The women’s water polo team competed in their first-ever conference championship game May 2, 2021. Danielle Montenegro, new water polo head coach, guided the Keydets to a second-place conference finish. Her selection as program head coach was announced by the VMI athletic department in July 2020.
“It’s a strange time to be anywhere,” Montenegro said in spring 2021, talking about moving and starting a new job in the middle of COVID-19. A California native, she’s spent most of her life in the greater Los Angeles area as a coach and business owner. She made a big move in 2019—geographically speaking—when she took the head coach job at Urbana University in Ohio. Before she coached her first Urbana game, coronavirus became a part of life—resulting in the university’s closure. Montenegro was left with a choice: Go back to California, or look for something closer?
She heard about the job at VMI—about six hours away—and applied. She liked everything she heard about the Institute in the interview and had also heard good things from her assistant at Urbana, Sierra (Payne) Mullet ’17, former Keydet water polo player. Urbana’s closing mere months after she moved across the country was “stressful,” she said. “I hadn’t even been there for a full year. … I didn’t know how things were going to open … if colleges were going to be hiring. I felt extremely grateful once I was offered this position.”

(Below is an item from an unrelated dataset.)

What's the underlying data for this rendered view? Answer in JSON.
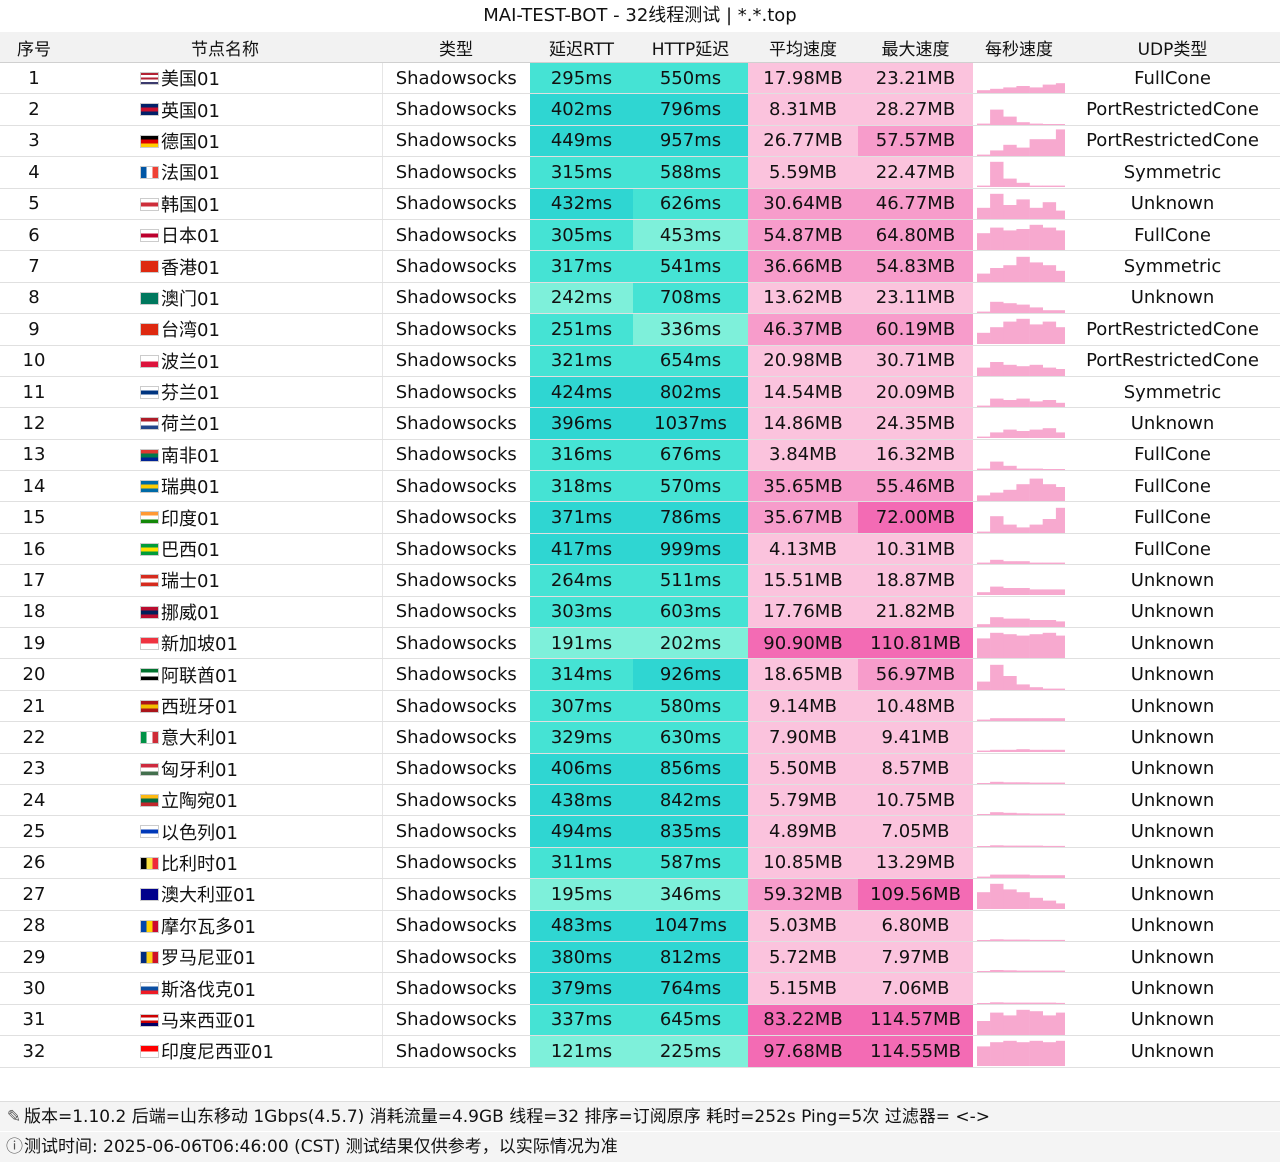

Montenegro figured there were a few things she’d have to adapt to at VMI, but she didn’t know simple conversation with her players would involve learning “an entirely new vocabulary.” The players would “tell stories, and I [couldn’t] follow a thing they were saying,” she remembered. “They just had to continue to keep teaching me, like ‘Oh, SRC is this,’ and ‘Oh, BR is our brother rats.’”
She went all-in learning VMI-isms, even changing her clocks to military time. In the months before his recent retirement, Col. Eric Hutchings ’77, former special assistant to the athletic director for military affairs, was a big help; Montenegro met him early on, and he happily provided many translations and explanations. Andrew Bretscher, then-head swim coach, was also helpful. By late spring 2021, she knew she had gotten into the swing of things when her players told her, “Coach, you’re using our lingo!”
COVID-19 made practicing particularly challenging for both water polo and the swim and dive teams. The teams normally share a very limited resource—Clark King Pool—and are in the water at the same time. Pandemic restrictions meant the teams could not mix, resulting in about half as much time practice time in the pool.
The Aquatic Center, which broke ground in late 2020, will be a “game-changer,” Montenegro said. Even without COVID-19 restrictions, the size of Clark King Pool limits practice times.
“To have more space is going to be big for us; we’ll be able to have our full practices,” she said. Once completed, the deep water, stadium-like pool facility housed in the Aquatic Center will be one of the best in the region. About 25% of the Aquatic Center cost, or around $10 million, is funded through private support.